Since 2022, Penrite expanded has been naming rights sponsor with Grove Racing.?Penrite Oil extends naming rights sponsorship with Grove Racing Penrite 22 November2023

The Penrite and Honda Racing partnership began in 2013 with the Australian factory Motocross Team. Since then the partnership expanded to sponsoring riders not only in Motorcross but Supercross, Endurance and Road Racing factory teams. The most notable achievements of the partnerships include the three straight Australian Supercross Championships in 2016, 2017 & 2018 with US rider Justin Brayton and the 2018 Australian Superbike Championship with rider Troy Herfoss.

== Environmental ==
Penrite is a signatory to the Australian Packaging Covenant which must meet local and regulatory requirements to minimise any environmental impact by reducing emissions and developing safe and sustainable, production, storage and distribution methodologies.

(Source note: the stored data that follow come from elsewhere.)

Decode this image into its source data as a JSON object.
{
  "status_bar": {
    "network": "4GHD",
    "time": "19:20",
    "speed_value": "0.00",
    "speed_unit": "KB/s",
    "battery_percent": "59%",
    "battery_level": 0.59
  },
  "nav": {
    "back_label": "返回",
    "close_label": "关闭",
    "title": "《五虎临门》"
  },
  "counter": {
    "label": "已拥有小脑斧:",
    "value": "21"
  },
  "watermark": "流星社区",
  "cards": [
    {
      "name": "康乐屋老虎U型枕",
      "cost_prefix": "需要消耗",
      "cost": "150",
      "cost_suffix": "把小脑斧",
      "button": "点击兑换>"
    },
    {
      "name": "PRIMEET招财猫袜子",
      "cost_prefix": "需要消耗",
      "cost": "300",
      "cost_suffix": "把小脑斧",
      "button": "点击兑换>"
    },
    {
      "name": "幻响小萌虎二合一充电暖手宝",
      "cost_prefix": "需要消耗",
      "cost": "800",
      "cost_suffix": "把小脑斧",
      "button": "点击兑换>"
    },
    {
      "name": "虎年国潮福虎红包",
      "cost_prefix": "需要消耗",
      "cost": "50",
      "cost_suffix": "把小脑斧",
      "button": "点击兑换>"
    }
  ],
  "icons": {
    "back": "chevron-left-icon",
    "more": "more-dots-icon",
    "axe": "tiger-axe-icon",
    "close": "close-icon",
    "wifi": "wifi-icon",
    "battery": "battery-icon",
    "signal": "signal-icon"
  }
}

In 2016, Penrite was awarded the Australian Packaging Covenant High Performer Award for exceeding the regulatory requirements.

In 2017 Penrite was also awarded the Most Innovative New Packaging Award by the Australian Automotive Aftermarket Association when releasing the Enviro Box™ a bag-in-a-box concept for packaging and dispensing lubricant designed to reduce landfill waste, increase productivity and reduce costs.